Everyone is talking about sovereign debt, default, bailout and quantitative easing II (QEII). Very few are connecting the dots. That is what this short piece tries to do. Above you see a graph, graph 1, made by your author. All data is taken from the US Treasury and the Bureau of the Public Debt.[1] Graph 1 looks at the billions that the US government spends each year to service its debt. We see that the annual interest expense on US government debt has been falling. I am measuring only interest, as we are constantly issuing more new debt than the debt we are paying off. Principle is growing, not shrinking. The cost of our mounting debt has been falling. This is counterintuitive and violates the presumptions of most formal models and arguments. Keep in mind that these are large figures – hundreds of billions of dollars – and represent well over 10 percent of tax collection revenues.

As we have borrowed more and more, we have had to pay less and less to borrow this money. The below graph, graph 2, employs US Treasury data to look at total US national debt outstanding over roughly the same period used in graph 1. It is clear that the total debt has been rising very rapidly. As we borrow more and more, we pay less and less as a percent of our debt. This phenomenon might remind you of the conundrum of Japan, where rising national debt and falling, low yields on government debt have been the norms for many years. It might also recast the present debates about deficits, debt and quantitative easing. The government could be borrowing for shorter time periods. As the length of a loan decreases, so too, does the interest rate – assuming normal times and circumstances. Shorter duration, or maturity, loans are cheaper; we did try that from 1999 to 2007. For the last few years, the average duration of US government debt has been slowly rising – the average maturity of US government debt is now about 70 months, a little less than 6 years.

The Federal Reserve’s November 3, 2010 announcement to buy $600 billion in additional US Treasuries could be seen as an effort to extend the ability of the US government to owe more and more and pay less and less for the privilege. This perspective would suggest that the vast majority of discussion, critical and laudatory, has largely missed the story.

Another way to look at the same phenomenon is to use data from the Federal Reserve on the interest rate paid on the three-year US Treasury. The graph below uses Federal Reserve data on select interest rates and displays these rates against the 39-year average rate on three-year US Treasuries.[2] In graph 3 the red line is the average yield on three-year Treasuries. The nearly 40-year average is 6.6 percent. Today the yield is under 1 percent. Graph 3 is a picture of the falling price of owing more for America. This trend has long been the order of the days, weeks, months and years.

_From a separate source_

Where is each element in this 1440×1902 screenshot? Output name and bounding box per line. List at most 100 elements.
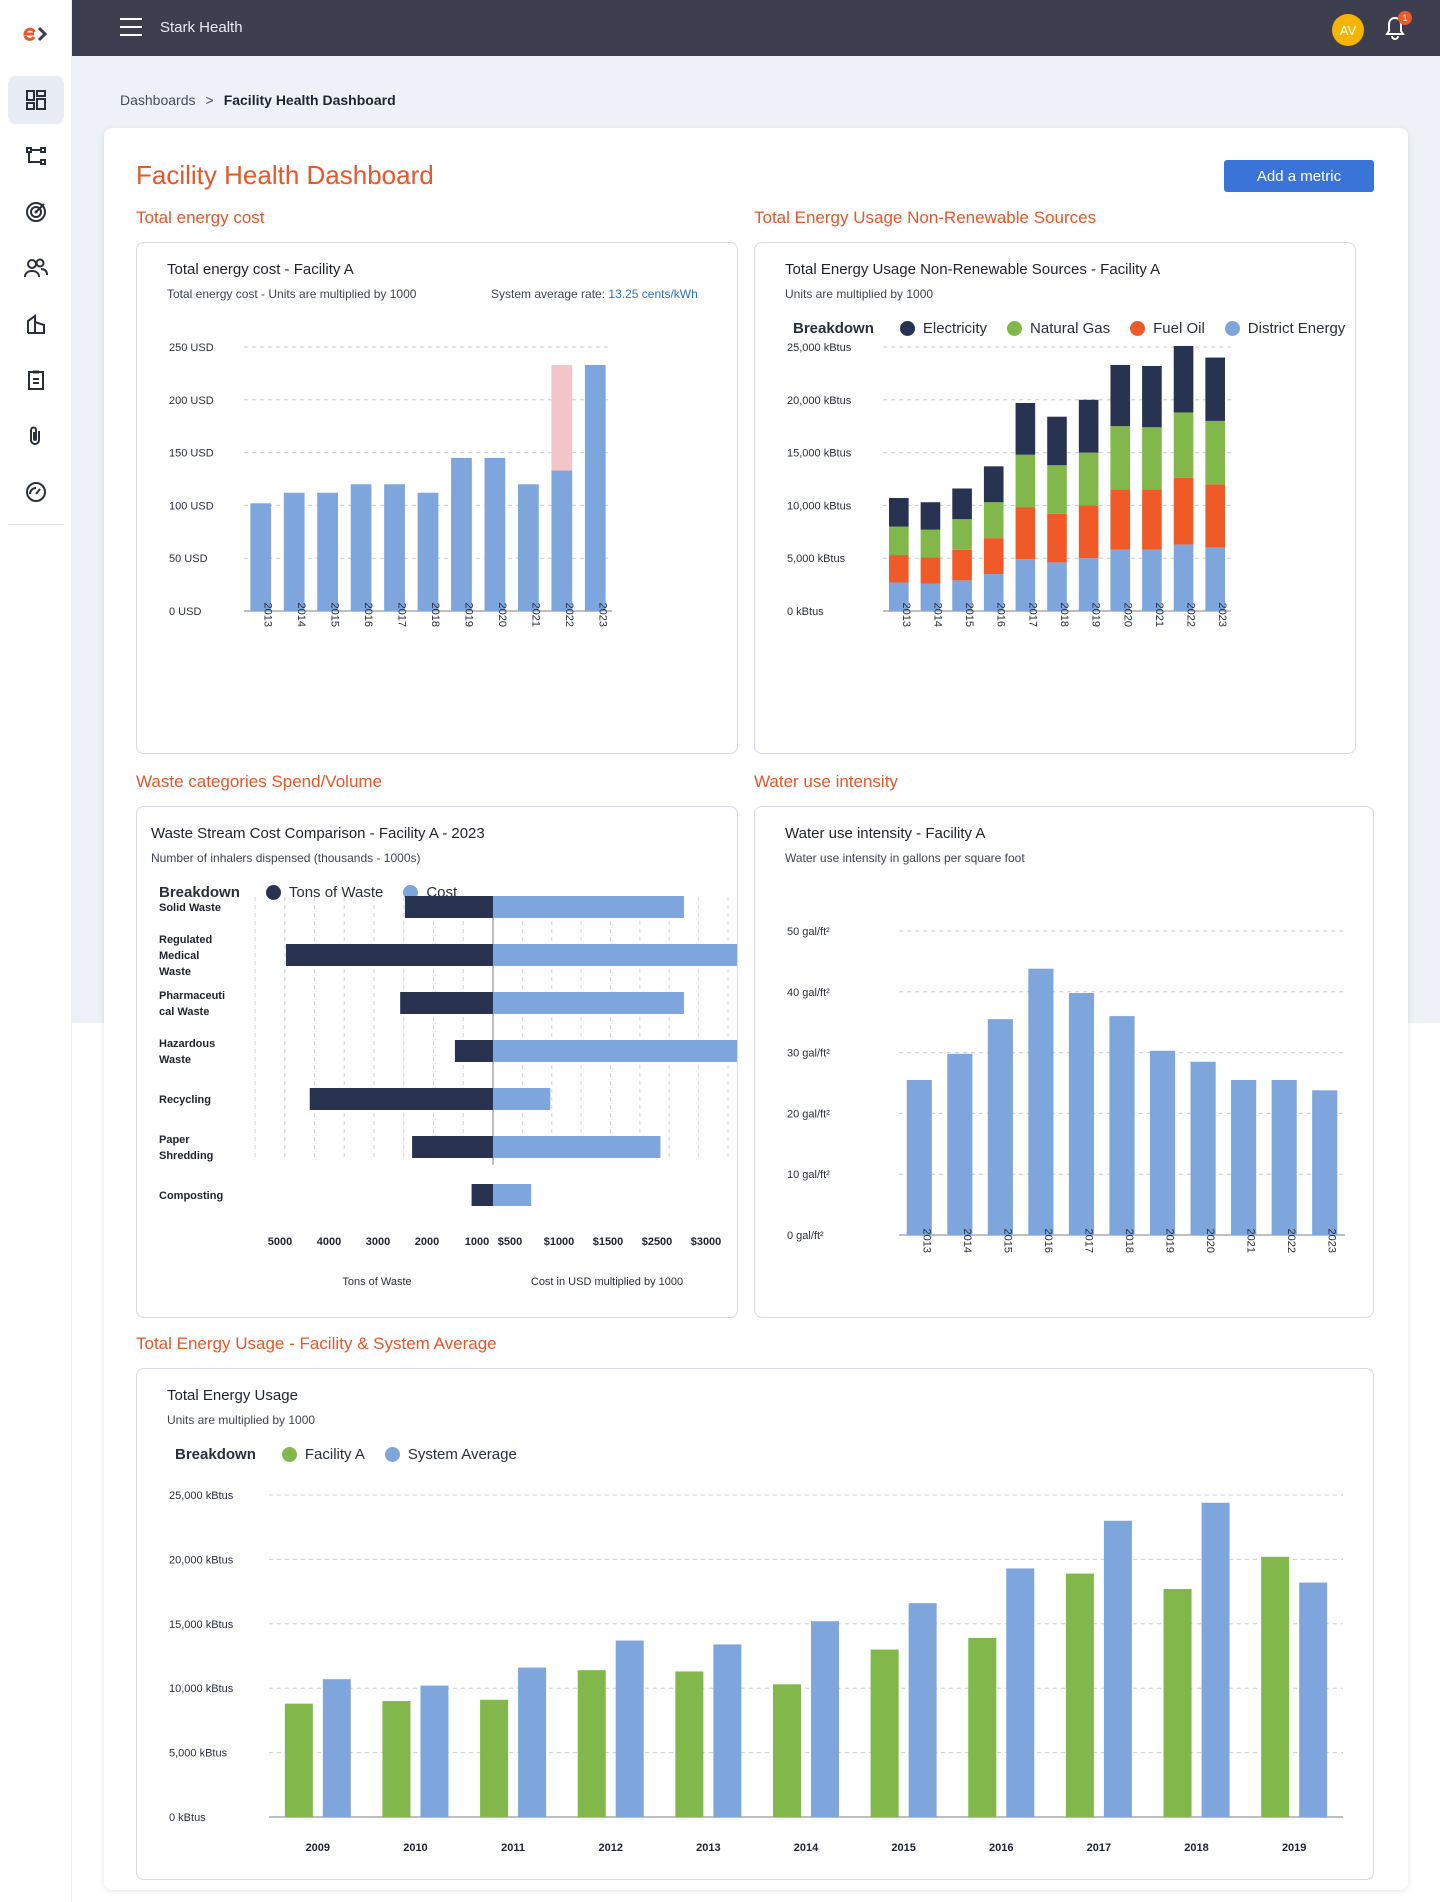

Perhaps discussion of QEII could be profitably reframed to focus on this central, basic fact. The Fed is risking some reputation and significant political criticism to act aggressively to keep up the price and keep down the cost of US government borrowing. The Fed returns interest earnings on Treasuries, other loans and bonds to the US Treasury after it has taken what it needs to cover costs. In 2010, the Fed transferred nearly $50 billion to the US Treasury. 2011 will see the Fed transfer even more because earnings will rise on its large and growing pool of Treasuries and mortgaged-backed securities. Other investors in US government debt are not in the habit of partially refunding interest payments. Discussions of QEII that ignore the financial health of the US government miss a big part of the story.